NEW PROPOSAL USES INDEPENDENCE AND MONROE ROAD
The latest proposal from CATS blends an Independence route with a Monroe Road route. It shows a light rail track running beside Independence Boulevard until about Village Lake Drive, where it shoots south to Monroe Road. From there it follows Monroe to Matthews, using Sam Newell Road, Independence Pointe Parkway and other routes to connect to downtown Matthews, the Mecklenburg County Sportsplex and end at CPCC’s Levine campus on the east side of I 485.
In addition, McDonald told the council, the Silver Line plan makes recommendations for expanded bus service, including more express buses using the to-be-built express lane in the center of the highway, and enhanced service on Central Avenue and Albemarle Road.
With no funding for the light rail, it looks as if the enhanced bus service, using the express lanes down the center of Independence, will be the first transit to get moving on the southeast corridor.

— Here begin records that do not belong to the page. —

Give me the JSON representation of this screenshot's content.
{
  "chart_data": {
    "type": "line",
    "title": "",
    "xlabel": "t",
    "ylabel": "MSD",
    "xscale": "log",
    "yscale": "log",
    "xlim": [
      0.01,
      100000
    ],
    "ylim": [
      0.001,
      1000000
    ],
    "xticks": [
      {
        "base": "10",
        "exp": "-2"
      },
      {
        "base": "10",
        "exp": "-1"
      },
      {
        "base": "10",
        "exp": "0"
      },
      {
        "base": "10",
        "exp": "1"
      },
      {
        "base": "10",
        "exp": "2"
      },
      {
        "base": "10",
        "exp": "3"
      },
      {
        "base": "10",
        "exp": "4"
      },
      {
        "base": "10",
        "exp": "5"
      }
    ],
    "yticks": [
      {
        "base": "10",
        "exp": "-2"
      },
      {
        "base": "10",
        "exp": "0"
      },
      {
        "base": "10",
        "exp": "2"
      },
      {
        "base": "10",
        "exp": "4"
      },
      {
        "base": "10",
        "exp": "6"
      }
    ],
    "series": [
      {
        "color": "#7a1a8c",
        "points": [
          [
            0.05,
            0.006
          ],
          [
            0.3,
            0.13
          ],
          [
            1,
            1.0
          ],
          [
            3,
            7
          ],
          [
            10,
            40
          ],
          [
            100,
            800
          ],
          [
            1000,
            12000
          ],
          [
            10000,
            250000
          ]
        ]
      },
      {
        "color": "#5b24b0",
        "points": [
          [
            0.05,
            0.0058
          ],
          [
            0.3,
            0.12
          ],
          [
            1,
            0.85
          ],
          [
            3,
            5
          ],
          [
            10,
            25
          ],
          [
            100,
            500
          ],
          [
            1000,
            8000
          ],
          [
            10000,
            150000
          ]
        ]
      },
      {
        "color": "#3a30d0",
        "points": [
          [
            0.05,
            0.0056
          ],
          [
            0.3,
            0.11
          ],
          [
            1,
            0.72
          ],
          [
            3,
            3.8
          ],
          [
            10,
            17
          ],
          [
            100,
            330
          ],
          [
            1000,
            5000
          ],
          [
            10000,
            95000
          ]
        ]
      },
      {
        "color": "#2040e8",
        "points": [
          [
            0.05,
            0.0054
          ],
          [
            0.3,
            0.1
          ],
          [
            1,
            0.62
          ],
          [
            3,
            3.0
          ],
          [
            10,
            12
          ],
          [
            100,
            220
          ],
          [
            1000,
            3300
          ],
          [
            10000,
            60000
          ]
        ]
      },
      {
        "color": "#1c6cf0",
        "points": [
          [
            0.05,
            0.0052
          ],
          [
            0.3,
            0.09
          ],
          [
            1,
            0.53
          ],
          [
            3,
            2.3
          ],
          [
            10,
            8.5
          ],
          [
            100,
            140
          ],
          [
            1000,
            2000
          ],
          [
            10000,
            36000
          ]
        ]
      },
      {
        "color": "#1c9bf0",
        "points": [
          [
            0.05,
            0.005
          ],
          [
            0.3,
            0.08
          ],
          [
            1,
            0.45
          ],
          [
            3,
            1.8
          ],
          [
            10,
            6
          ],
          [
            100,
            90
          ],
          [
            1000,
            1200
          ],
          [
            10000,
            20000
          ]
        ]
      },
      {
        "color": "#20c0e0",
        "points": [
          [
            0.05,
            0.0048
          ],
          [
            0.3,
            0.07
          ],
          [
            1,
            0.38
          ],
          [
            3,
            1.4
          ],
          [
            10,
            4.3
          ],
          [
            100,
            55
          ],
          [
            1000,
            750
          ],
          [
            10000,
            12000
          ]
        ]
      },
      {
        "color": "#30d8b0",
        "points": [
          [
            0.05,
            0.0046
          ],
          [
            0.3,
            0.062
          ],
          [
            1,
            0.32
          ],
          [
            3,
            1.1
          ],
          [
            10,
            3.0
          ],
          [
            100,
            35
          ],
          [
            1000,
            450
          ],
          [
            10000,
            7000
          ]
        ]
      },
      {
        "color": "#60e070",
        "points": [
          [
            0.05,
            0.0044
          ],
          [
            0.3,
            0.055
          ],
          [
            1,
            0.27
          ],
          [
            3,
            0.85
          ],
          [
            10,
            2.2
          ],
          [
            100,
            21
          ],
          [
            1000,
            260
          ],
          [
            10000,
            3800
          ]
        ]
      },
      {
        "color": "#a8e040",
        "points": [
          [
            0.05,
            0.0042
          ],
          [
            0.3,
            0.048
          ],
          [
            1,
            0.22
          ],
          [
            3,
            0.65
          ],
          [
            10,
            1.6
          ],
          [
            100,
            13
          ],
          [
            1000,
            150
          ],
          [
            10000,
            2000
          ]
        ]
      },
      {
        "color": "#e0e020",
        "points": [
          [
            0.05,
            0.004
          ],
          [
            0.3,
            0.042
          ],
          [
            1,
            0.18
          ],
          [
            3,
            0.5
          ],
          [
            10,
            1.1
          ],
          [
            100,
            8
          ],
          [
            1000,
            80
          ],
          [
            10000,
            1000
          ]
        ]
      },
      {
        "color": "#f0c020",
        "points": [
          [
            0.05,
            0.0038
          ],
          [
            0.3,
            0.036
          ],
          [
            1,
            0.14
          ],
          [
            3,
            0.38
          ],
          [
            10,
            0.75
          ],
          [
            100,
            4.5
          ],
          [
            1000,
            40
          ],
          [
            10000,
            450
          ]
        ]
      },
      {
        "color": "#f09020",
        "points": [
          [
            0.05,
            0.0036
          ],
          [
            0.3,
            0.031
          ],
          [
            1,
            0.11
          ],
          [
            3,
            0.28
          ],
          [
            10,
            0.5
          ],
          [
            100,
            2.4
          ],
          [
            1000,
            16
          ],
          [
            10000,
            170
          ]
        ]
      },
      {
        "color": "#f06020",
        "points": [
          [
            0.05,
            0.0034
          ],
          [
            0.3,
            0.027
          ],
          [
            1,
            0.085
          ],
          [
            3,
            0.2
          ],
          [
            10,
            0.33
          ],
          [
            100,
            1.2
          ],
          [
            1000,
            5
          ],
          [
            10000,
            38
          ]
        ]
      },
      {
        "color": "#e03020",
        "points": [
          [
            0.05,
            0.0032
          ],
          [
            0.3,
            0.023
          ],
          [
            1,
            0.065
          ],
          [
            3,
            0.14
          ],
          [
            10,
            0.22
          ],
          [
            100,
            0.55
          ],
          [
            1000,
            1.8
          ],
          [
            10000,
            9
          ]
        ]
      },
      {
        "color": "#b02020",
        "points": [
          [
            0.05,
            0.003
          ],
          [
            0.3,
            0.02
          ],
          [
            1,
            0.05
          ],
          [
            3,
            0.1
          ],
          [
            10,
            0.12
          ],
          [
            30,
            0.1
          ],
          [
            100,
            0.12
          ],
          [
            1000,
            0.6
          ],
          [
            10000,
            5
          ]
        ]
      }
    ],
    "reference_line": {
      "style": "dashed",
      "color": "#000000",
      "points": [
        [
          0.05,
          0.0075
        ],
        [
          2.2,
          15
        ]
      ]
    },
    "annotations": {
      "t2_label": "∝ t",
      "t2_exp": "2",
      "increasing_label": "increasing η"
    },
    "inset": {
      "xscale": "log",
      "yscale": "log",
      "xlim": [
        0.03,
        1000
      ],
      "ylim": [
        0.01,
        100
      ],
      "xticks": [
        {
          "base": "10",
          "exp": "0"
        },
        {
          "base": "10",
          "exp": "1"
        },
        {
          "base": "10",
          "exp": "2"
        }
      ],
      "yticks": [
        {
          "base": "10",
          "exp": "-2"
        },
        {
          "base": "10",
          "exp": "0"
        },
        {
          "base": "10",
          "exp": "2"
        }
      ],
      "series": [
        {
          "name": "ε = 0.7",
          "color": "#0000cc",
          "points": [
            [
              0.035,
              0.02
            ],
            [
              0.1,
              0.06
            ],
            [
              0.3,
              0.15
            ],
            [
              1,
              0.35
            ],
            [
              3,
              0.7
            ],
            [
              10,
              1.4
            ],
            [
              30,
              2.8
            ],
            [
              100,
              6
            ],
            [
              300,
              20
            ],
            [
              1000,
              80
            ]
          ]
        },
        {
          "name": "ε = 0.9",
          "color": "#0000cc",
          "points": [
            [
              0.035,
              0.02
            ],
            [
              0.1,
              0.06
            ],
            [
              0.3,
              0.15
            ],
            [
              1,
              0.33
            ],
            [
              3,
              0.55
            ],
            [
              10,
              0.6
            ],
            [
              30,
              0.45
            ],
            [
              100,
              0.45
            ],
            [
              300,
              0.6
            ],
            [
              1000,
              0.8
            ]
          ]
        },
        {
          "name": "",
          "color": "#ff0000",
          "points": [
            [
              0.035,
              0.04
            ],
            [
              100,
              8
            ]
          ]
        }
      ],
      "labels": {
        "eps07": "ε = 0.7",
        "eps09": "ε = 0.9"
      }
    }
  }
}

Just as that 1998 plan proposed.
* The early colors assigned to the CATS transit routes appear to have been drawn from Boston’s MBTA system. CATS’ first CEO, Ron Tober, worked in Boston early in his career. In Boston, commuter rail lines are shown in purple, subway/light rail lines are green, blue and orange, and the city’s BRT line is silver. In Charlotte, the commuter rail line proposed for north Mecklenburg was originally shown in purple on CATS maps but it became the “Red Line” in honor of the Davidson College Wildcats. Charlotte’s Silver Line color remains, despite the proposed switch from BRT to light rail.